So wurde aus Christopher Columbus.

„Vielleicht ist sein Fahrrad unter ihm zusammengebrochen!“ kicherte Mark (Columbus hatte ein paar Kilos zu viel auf den Rippen).
Ich grinste kurz und sah dann nach oben. Hier und da waren die Wolken noch dunkler geworden als zuvor. „Wehe, wenn es regnet!“ drohte ich.
„Meine Ma meinte es hält sich.“ Mark gähnte lautstark und schüttelte seinen Kopf. „Da ist er“, rief ich und zeigte die Straße hinunter. Von Weitem sahen wir Columbus in die Pedale treten. Er ließ sich von 2 Autos (die im Schneckentempo fuhren) überholen, bevor er endlich die Kreuzung erreichte. Die Anstrengung war ihm deutlich anzusehen. Schweißflecken hatten sich auf seinem Shirt gebildet und seine Stirn glänzte. „Sorry Leute“, sagte er und rang nach Luft, „meine Eltern haben mich den ganzen Morgen bequatscht und wollten es mir ausreden. Wollten mich fast nicht gehen lassen.“
„Kommt mir bekannt vor“, sagte ich. Columbus spuckte aus. „Lasst uns losfahren“, sagte Mark und rollte
bereits vom Gehsteig herunter. Columbus ließ sich zwar anmerken, dass er gerne noch 5 Minuten durch geschnauft hätte, sagte aber nichts.

Es war nicht weit bis hinaus zu den Feldern, und bis dahin ging es wieder fast nur bergab. Der Weg dorthin führte uns durch ein kleines Waldstück. Ein leichter Wind kam auf und zog durch das Herbstlaub der Bäume. „Wollte Julie nicht mit?“, fragte ich Mark. Ich versuchte mir nicht anmerken zu lassen, dass ich sie nur zu gern dabei gehabt hätte.
„Sie ist wahrscheinlich schon dort!“, antwortete Mark desinteressiert.
Der Wald um uns herum rauschte und bewegte sich. Mehrere Autos überholten uns. Wir waren nicht die Einzigen auf dem Weg raus aus der Stadt.

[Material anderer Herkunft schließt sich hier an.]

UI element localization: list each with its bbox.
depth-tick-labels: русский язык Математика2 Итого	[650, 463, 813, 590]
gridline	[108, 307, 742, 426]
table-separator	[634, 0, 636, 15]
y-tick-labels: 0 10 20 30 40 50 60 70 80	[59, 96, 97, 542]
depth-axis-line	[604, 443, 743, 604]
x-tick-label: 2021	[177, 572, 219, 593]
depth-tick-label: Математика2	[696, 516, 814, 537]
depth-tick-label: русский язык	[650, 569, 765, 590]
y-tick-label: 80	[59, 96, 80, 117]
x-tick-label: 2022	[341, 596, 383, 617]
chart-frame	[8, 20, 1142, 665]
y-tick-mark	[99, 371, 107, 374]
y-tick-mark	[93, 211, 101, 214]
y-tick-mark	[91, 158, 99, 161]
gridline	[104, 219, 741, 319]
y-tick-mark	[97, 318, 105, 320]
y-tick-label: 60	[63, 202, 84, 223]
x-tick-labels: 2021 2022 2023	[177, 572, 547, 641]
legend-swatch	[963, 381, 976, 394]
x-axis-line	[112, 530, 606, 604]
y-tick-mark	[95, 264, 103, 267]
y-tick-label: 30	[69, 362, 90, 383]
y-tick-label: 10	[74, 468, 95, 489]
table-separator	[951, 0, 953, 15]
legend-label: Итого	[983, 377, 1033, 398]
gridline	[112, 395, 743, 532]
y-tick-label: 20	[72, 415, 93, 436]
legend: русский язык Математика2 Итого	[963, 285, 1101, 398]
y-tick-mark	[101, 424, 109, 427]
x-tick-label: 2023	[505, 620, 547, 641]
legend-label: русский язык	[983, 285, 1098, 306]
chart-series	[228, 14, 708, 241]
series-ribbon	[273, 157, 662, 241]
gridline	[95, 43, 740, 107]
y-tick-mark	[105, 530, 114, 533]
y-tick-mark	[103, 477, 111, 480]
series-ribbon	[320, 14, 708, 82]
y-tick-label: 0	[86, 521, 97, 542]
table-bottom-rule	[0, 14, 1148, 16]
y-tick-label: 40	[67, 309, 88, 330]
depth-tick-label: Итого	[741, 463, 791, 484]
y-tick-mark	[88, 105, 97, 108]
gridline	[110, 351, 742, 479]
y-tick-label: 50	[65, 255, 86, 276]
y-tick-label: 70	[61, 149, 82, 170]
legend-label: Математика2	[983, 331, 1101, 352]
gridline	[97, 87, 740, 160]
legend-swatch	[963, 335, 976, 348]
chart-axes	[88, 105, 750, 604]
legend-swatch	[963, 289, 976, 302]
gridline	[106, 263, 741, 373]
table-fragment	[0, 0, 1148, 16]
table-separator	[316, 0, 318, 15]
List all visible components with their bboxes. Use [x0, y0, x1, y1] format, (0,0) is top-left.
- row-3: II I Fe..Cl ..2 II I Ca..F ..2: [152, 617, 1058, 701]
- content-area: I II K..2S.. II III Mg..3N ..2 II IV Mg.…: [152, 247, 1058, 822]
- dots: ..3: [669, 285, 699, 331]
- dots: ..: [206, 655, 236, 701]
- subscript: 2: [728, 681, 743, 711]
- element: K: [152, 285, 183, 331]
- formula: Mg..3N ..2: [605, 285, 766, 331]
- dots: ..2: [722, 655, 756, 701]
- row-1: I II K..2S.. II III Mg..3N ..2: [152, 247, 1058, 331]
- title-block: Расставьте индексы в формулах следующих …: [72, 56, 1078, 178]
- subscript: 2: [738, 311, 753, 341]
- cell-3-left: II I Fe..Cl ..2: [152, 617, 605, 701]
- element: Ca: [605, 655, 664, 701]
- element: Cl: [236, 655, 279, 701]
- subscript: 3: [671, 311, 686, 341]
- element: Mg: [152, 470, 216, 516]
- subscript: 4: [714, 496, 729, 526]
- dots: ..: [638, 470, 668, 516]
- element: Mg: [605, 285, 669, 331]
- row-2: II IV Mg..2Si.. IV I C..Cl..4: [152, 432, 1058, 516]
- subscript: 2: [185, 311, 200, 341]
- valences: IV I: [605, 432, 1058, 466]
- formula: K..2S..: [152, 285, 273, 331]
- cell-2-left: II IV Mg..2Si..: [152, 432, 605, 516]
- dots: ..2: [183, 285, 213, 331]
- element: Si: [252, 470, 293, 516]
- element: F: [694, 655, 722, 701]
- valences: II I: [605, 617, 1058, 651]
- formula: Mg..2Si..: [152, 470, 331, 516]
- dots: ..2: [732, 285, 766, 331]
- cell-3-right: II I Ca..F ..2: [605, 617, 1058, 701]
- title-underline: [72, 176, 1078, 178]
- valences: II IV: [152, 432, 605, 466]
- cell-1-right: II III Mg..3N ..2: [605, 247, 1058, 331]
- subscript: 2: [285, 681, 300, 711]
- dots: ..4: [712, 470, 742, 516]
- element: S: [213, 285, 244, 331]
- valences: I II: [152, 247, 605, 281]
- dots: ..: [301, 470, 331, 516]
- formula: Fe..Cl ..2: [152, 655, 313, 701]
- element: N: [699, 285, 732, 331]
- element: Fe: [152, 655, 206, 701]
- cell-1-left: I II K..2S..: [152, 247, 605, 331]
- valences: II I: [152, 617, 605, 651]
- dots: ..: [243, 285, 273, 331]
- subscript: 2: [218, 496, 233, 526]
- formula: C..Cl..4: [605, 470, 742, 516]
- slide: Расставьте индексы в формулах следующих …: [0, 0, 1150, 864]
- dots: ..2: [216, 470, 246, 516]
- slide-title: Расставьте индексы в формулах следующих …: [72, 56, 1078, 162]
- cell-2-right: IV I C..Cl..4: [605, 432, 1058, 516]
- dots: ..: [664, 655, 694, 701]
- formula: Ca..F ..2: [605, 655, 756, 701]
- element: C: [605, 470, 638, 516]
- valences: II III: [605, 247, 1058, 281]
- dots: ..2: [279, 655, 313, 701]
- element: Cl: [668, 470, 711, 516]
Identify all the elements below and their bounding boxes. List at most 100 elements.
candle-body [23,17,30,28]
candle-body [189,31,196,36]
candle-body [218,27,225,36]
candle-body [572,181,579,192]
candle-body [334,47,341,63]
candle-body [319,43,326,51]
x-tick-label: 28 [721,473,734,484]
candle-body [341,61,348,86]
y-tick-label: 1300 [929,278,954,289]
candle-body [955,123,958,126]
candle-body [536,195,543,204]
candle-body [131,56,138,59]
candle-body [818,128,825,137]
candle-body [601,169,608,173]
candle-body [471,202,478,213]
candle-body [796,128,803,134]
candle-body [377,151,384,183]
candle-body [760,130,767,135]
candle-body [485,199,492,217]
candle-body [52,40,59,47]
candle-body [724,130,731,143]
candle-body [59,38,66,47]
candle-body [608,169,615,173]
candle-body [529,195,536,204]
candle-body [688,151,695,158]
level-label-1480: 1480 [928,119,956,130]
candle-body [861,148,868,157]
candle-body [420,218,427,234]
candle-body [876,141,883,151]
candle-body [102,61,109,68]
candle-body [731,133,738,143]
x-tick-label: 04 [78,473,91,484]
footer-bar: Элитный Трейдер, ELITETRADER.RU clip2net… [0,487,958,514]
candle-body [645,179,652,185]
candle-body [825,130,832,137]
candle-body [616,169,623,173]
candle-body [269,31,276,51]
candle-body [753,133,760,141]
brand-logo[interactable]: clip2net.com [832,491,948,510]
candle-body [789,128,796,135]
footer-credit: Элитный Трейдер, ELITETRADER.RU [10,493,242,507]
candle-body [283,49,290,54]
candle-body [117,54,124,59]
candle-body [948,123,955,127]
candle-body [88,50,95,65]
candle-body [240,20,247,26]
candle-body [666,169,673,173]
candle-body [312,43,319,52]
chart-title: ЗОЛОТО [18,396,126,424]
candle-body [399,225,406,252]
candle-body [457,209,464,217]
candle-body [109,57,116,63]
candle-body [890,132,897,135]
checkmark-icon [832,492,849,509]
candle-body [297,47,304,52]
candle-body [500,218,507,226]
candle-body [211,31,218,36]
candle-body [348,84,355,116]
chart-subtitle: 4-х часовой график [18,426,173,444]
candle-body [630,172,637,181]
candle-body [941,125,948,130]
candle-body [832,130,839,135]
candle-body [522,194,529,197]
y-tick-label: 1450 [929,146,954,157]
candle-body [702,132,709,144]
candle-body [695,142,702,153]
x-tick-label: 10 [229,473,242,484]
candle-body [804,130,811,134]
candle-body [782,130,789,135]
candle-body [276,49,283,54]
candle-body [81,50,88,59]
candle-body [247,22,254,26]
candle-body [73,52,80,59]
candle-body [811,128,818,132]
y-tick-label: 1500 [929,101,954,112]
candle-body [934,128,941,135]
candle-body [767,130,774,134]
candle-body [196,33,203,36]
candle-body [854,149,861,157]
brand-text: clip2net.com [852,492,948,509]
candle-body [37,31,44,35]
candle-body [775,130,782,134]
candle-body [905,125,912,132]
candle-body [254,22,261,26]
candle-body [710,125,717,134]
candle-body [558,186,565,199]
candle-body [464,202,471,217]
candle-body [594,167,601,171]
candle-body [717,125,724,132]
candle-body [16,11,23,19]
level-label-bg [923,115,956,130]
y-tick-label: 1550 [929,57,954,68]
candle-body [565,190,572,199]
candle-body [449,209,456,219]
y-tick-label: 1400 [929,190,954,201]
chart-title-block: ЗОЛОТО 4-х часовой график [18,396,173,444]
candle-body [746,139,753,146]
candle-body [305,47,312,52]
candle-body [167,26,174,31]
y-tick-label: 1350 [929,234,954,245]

Wir ließen das kleine Waldstück hinter uns und fanden uns bald von Maisfeldern umringt wieder. Riesige Erntemaschinen pflügten sich durch die hochgewachsenen Felder. Columbus fuhr ganz dicht am Straßenrand entlang und versuchte mit einer Hand einen der Maiskolben zu greifen. „Hast du etwa schon wieder Hunger?“, rief Mark und stieß ein hohles Lachen aus. Columbus streckte ihm den Mittelfinger entgegen:
„Wenn ich einen erwische, landet er zwischen deinen Speichen!“
Ich trat in die Pedale und überholte die Beiden. Eine Gruppe Jugendlicher höheren Alters kickte mitten auf der Straße mit einem Maiskolben umher. Sie hatten dasselbe Ziel wie wir, doch sie ließen sich Zeit. Wahrscheinlich war es nicht ihr erstes Mal.
Wir fuhren an der alten (und auch verlassenen) Autowerkstatt vorbei und schon bald wichen die Felder einer großen, umzäunten Weide.
Auf den Seitenstreifen tummelten sich etliche Menschen. Wir wurden langsamer. Ein Blick auf die Uhr verriet mir, dass es bereits Viertel vor zehn war. Wir mussten uns beeilen, wenn wir nicht in der letzten Reihe stehen wollten.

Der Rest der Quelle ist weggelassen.